Struct Bernoulli

pub struct Bernoulli { /* private fields */ }

The Bernoulli distribution Bernoulli(p).

This distribution describes a single boolean random variable, which is true with probability p and false with probability 1 - p. It is a special case of the Binomial distribution with n = 1.

Plot

The following plot shows the Bernoulli distribution with p = 0.1, p = 0.5, and p = 0.9.

Example

use rand::distr::{Bernoulli, Distribution};

let d = Bernoulli::new(0.3).unwrap();
let v = d.sample(&mut rand::rng());
println!("{} is from a Bernoulli distribution", v);

Precision

This Bernoulli distribution uses 64 bits from the RNG (a u64), so only probabilities that are multiples of 2^-64 can be represented.

Implementations

impl Bernoulli

pub fn new(p: f64) -> Result<Bernoulli, BernoulliError>

Construct a new Bernoulli with the given probability of success p.

Precision

For p = 1.0, the resulting distribution will always generate true. For p = 0.0, the resulting distribution will always generate false.

This method is accurate for any input p in the range [0, 1] which is a multiple of 2^-64. (Note that not all multiples of 2^-64 in [0, 1] can be represented as a f64.)

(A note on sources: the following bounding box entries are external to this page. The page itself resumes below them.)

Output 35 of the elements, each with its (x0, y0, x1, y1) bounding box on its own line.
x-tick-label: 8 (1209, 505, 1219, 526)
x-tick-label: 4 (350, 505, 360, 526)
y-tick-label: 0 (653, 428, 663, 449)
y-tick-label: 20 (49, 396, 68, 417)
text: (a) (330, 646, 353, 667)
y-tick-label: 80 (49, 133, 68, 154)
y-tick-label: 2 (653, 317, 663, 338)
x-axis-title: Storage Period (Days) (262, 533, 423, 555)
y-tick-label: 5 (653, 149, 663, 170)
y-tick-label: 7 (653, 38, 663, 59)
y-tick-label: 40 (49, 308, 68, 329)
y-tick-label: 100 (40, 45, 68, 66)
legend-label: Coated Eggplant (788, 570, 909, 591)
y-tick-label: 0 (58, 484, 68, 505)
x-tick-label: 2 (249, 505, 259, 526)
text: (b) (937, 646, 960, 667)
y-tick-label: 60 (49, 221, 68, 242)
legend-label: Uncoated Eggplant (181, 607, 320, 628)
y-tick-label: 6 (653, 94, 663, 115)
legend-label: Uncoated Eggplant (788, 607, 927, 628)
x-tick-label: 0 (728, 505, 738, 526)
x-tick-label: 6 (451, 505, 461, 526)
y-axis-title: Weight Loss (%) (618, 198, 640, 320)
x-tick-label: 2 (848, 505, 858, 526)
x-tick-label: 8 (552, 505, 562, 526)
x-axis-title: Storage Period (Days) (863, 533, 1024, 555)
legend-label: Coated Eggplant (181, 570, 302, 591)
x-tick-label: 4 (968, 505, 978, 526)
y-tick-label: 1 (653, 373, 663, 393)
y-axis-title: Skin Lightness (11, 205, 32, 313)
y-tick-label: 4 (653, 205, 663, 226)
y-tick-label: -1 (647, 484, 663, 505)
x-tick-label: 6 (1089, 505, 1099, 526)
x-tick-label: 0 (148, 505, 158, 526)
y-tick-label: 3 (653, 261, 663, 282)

pub fn from_ratio( numerator: u32, denominator: u32, ) -> Result<Bernoulli, BernoulliError>

Construct a new Bernoulli with the probability of success of numerator-in-denominator. I.e. new_ratio(2, 3) will return a Bernoulli with a 2-in-3 chance, or about 67%, of returning true.

return true. If numerator == 0 it will always return false. For numerator > denominator and denominator == 0, this returns an error. Otherwise, for numerator == denominator, samples are always true; for numerator == 0 samples are always false.

pub fn p(&self) -> f64

Returns the probability (p) of the distribution.

This value may differ slightly from the input due to loss of precision.

Trait Implementations

impl Clone for Bernoulli

fn clone(&self) -> Bernoulli

Returns a copy of the value.

fn clone_from(&mut self, source: &Self)

Performs copy-assignment from source.

impl Debug for Bernoulli

fn fmt(&self, f: &mut Formatter<'_>) -> Result<(), Error>

Formats the value using the given formatter.

impl<'de> Deserialize<'de> for Bernoulli

fn deserialize<__D>( __deserializer: __D, ) -> Result<Bernoulli, <__D as Deserializer<'de>>::Error>

where __D: Deserializer<'de>,

Deserialize this value from the given Serde deserializer.

impl Distribution<bool> for Bernoulli

fn sample<R>(&self, rng: &mut R) -> bool

where R: Rng + ?Sized,

Generate a random value of T, using rng as the source of randomness.

fn sample_iter<R>(self, rng: R) -> DistIter<Self, R, T>

where R: Rng, Self: Sized,

Create an iterator that generates random values of T, using rng as the source of randomness.

fn map<F, S>(self, func: F) -> DistMap<Self, F, T, S>

where F: Fn(T) -> S, Self: Sized,

Create a distribution of values of ‘S’ by mapping the output of Self through the closure F

impl PartialEq for Bernoulli

fn eq(&self, other: &Bernoulli) -> bool

Tests for self and other values to be equal, and is used by ==.

fn ne(&self, other: &Rhs) -> bool

Tests for !=. The default implementation is almost always sufficient, and should not be overridden without very good reason.

impl Serialize for Bernoulli

fn serialize<__S>( &self, __serializer: __S, ) -> Result<<__S as Serializer>::Ok, <__S as Serializer>::Error>

where __S: Serializer,

Serialize this value into the given Serde serializer.

impl Copy for Bernoulli

impl StructuralPartialEq for Bernoulli